Prezes InfoMonitora Mariusz Hildebrand wyjaśnił, że statystyczny polski dłużnik z raportu to mężczyzna w wieku 30-39 lat, a jego zadłużenie wynosi nieco ponad 12,5 tys. zł. W ostatnim kwartale wzrosło o ponad 10 proc. - Powinno to budzić nie tyle mocny niepokój, ale refleksję nad działaniami nas, jako kredytobiorców, korzystających z różnego rodzaju dóbr - powiedział Hildebrand. Zwrócił też uwagę na inne trendy, które ujawnia raport, np. na to, że liczba osób zadłużonych przyrasta znacznie wolniej niż ogólna kwota zadłużenia. - To oznacza, że my - jako dłużnicy - nie płacimy kolejnych zobowiązań - dodał.
Hildebrand podkreślał, że maleje liczba osób, których niespłacone długi są mniejsze niż 5 tys. zł, natomiast bardzo szybko przyrasta - o 38 proc. w ciągu ostatniego kwartału - liczba zadłużonych na ponad 10 tys. zł. Z raportu wynika też, że najwyższe zaległości - po ponad 2 mld zł łącznie - mają mieszkańcy województw: śląskiego, mazowieckiego, wielkopolskiego i dolnośląskiego.
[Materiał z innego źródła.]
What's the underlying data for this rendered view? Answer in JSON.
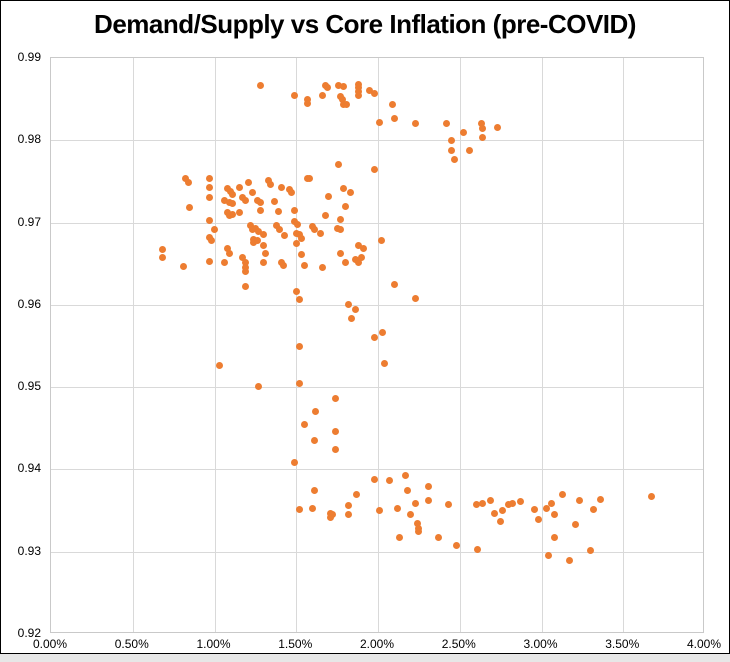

Najniższe - po mniej niż 500 mln zł - podlaskiego i świętokrzyskiego.
Inaczej wygląda kwestia odsetka zadłużonych osób. W województwach na zachodzie i północy wskaźnik ten przekracza 60 na 1000 osób, najmniejszy - poniżej 35 - jest na wschodzie. Średnio 5,2 proc. Polaków nie reguluje terminowo swoich zobowiązań. InfoDług podaje również czołówkę najbardziej zadłużonych osób w Polsce. Rekordzista - prawie 86 mln niespłaconego długu - mieszka w Mazowieckiem, podobnie jak osoba z drugiego miejsca, zalegająca ze spłatą prawie 35 mln zł. Na trzecim miejscu jest mieszkaniec dolnośląskiego z długiem przekraczającym 32 mln.